ColorDoppler imaging showed a large lobulated heterogenous mass with vascularity in pelvis (Figure 1). Further imaging with Computed Tomography (CT) scan and MRI showed a large lobulated mass in presacral space with fatty components. This mass showed avid contrast enhancement with few feeding collaterals suggesting neovascularity. Compression and displacement of the urinary bladder and rectum was noted suggesting mass effect. Bilateral iliac vessels and pelvic side wall muscles were also abutted by this mass. No significant bony erosion was noted (Figure 2).
Microscopically,
spindle cells comprising of patternless distribution
were seen in the background of abundant fibromyxoid stroma. These cells exhibited mild to moderate oval nuclei
and occasional prominent nucleoli. Intervening vascular channels of variable
size was appreciated. No necrosis or mitosis seen. Immunohistology
markers suggested CD 34, BCL 2 positive and S 100 negative (Figure 3).
DISCUSSION
Solitary Fibrous Tumors are rare mesenchymal spindle cell tumors based in pleura. Imaging plays a vital role in tumor characterization, presurgical assessment and evidence of metastasis. This mass appears as a well demarcated and lobulated lesion causing compression and displacement of adjacent viscera without any significant osseous infiltration and bony erosion. This clarifies its mesenchymal nature. Ultrasound appearances include hypoechogenecity, however heterogeneity is probably secondary to myxoid degeneration.7 CT demonstrates well circumscribed, smoothly marginated mass with lobulated contours showing intense post contrast enhancement. Some areas of necrosis and fat are also appreciated. MRI being more sensitive shows low to intermediate signals on T1WI and T2WI which are lower on T2WI. Contrast enhancement is noted owing to the fibrous and collagenous nature of the tumor.8Radiological imaging can also demonstrate the local extensions and distant metastasis. These are highly vascular tumors. Assertive diagnosis is made by characteristic positive immunohistochemical staining for CD34, BCL 2 and negative staining for S-1006. Histologically, spindle cells are seen in a background of whorled pattern or patternless.9
Solitary fibrous tumor although benign in nature, however surgical excision proves to be the gold standard with better survival prognosis.10
In
our case, CT and MRI features suggested solitary fibrous tumor in presacral space showing avid enhancement on post contrast
images with feeding collaterals signifying its fibrous nature and vascularity.

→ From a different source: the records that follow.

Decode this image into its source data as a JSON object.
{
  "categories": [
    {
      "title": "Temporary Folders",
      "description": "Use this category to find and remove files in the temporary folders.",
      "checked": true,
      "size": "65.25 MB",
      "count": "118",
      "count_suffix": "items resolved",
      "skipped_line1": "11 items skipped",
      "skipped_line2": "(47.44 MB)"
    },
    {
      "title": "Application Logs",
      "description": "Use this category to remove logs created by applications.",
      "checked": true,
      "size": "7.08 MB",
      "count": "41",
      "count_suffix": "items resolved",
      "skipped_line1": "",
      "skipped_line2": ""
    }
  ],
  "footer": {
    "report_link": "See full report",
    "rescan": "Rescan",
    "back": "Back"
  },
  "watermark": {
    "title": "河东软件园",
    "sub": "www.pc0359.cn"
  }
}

Areas of fatty component showed suppression on fat sat images. These were
further confirmed by Immunohistology which showed CD
34 positive and S 100 negative. Treatment of choice is surgical resection which
is still to be taken after complete workup of the patient.
CONCLUSION
We
described imaging features of solitary fibrous tumor existing outside pleura
and in presacral space. Keeping in mind the
demographics of patient and the particular imaging features, differential
diagnosis can be made. With the help of Immunohistology,
diagnosis can be made. This will help the radiologist in making a pertinent
diagnosis for the tumors located in presacral space.